O Abade Constantino foi o primeiro sucessor de São Bento em Montecassino bem como o Abade Simplício o segundo sucessor de São Bento em Montecassino. Era sacerdote. A ele se deve a 1ª edição da Santa Regra.
Quarenta dias após a morte da sua cara irmã Santa Escolástica, também subia ao céu o Servo de Deus, nosso grande Patriarca São Bento, no dia 21 de março do ano de 547, no Mosteiro de Montecassino que fundara no ano de 529 e onde escreveu a Santa Regra para os monges e monjas, na região de Cassino, Itália.
Hoje, podemos ver claramente, que a mensagem e o grande legado que nos deixaram as santas de vidas de nosso Pai São Bento e da grande Santa Escolástica, legado este, que impulsionou todo o Ocidente cristão, formando a civilização de toda a Europa cristã. Por este motivo, São Bento foi declarado o Patrono principal de toda a Europa pelo Sumo Pontífice Beato Paulo VI no ano de 1964.
Portanto, invoquemos sempre Santa Escolástica e, seu irmão, nosso Patriarca São Bento. Peçamos a eles que interceda por todos nós junto a Deus e sua Santíssima Mãe a Virgem Maria, dos santos monges e monjas e de todos os Anjos. Assim, não seremos jamais confundidos.

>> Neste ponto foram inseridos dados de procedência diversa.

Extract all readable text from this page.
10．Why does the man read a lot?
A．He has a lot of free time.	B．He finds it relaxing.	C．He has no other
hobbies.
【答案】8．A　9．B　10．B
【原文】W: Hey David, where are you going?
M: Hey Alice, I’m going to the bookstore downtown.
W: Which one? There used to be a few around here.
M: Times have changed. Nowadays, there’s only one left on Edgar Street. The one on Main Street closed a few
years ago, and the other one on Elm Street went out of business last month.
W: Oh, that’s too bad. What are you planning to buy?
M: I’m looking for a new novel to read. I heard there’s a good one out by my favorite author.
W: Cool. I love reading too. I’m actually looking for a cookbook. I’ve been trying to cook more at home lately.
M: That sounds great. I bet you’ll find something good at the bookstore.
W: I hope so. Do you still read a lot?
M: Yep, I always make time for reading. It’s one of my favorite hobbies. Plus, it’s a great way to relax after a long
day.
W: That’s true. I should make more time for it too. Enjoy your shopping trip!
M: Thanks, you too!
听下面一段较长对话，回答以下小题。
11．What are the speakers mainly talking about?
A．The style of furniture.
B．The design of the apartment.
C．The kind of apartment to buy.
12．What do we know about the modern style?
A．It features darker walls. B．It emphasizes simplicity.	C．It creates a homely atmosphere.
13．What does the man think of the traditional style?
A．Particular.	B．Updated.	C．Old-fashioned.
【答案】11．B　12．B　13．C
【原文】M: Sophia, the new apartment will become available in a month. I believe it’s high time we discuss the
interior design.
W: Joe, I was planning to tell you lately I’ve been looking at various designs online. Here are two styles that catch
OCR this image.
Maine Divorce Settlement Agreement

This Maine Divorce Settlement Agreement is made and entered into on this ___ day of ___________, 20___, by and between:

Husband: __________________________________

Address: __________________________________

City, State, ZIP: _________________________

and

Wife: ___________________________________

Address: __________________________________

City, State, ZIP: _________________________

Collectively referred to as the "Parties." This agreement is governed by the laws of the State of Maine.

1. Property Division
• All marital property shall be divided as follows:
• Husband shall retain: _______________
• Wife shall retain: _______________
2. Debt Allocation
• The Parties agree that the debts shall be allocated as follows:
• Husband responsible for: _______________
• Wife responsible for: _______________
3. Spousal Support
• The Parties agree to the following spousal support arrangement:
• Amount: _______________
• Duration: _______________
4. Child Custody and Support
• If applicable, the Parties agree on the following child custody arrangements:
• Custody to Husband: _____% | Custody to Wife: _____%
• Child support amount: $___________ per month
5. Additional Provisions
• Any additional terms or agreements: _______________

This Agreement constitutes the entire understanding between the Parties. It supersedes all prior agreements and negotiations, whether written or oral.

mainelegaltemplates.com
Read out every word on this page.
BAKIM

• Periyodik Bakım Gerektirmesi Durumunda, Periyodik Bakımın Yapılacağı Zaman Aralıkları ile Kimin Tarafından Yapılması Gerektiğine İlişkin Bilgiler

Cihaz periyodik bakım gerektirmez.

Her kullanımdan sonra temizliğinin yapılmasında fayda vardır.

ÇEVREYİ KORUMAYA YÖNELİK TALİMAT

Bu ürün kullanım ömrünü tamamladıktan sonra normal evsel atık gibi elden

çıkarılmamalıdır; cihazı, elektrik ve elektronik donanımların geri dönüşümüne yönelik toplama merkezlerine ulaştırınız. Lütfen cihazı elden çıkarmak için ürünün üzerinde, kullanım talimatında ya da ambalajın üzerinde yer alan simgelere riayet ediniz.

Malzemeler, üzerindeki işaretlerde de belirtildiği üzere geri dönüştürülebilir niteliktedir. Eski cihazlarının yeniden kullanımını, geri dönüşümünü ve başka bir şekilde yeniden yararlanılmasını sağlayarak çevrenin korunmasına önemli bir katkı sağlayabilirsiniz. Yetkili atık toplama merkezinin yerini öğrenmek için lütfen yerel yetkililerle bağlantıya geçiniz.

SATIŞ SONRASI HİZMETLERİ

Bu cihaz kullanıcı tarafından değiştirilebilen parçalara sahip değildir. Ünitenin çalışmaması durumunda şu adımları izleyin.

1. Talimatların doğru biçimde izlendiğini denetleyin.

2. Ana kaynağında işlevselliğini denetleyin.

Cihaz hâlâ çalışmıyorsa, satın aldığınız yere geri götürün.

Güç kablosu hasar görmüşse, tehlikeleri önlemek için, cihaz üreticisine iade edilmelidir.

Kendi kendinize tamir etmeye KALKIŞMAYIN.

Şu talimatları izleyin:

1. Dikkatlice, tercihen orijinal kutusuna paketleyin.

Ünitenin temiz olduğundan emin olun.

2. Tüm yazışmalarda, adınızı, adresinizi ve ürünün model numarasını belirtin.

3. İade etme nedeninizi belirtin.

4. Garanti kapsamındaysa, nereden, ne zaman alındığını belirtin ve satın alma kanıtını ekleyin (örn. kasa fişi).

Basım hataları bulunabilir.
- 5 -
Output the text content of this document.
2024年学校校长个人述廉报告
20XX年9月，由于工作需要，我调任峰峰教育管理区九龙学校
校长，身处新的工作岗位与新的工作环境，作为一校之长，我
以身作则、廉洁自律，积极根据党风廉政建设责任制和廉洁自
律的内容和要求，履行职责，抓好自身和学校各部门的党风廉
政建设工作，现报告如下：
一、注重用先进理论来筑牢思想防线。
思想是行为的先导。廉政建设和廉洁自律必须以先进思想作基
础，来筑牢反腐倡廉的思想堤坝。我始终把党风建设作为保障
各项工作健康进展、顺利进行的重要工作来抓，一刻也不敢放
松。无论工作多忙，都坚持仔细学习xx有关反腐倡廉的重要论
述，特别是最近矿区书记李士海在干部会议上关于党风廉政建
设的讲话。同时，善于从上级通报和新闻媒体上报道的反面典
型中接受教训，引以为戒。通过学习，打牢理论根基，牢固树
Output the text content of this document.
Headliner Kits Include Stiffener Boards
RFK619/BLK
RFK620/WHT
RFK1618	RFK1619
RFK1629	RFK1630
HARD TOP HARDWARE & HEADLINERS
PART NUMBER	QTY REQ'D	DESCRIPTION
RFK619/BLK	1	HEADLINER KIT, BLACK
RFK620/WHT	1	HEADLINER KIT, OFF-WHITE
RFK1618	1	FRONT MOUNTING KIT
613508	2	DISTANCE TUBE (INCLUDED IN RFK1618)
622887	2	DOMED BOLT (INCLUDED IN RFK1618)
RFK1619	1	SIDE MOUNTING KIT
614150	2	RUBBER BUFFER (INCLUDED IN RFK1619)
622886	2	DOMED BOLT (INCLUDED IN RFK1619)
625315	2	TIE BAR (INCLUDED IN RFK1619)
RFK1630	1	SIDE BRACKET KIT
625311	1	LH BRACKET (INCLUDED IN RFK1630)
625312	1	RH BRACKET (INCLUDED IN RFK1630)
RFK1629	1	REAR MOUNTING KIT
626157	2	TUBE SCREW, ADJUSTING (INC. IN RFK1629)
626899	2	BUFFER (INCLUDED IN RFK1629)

ORAÇÕES A SANTA ESCOLÁSTICA
ORAÇÃO
Celebrando a festa de Santa Escolástica, nós vos pedimos, ó Deus, a graça de imitá-la, servindo-vos com caridade perfeita e alegrando-nos com os sinais do vosso amor. Por nosso Senhor Jesus Cristo, vosso Filho, na unidade do Espírito Santo. Amém. (Liturgia das horas).
ORAÇÃO
Ó Deus, que de modo admirável ornastes Santa Escolástica com a luz da inocência, dai-nos sempre agradar-vos pela pureza da vida, a fim de vos louvarmos com o coro das virgens na alegria do céu. Por nosso Senhor Jesus Cristo, vosso Filho, na unidade do Espírito Santo. (Missal).
REFERÊNCIAS
GREGÓRIO MAGNO, São. São Bento: Vida e Milagres / São Gregório Magno; Dom Gregório Paixão, OSB. Salvador: Edições São Bento, 2002.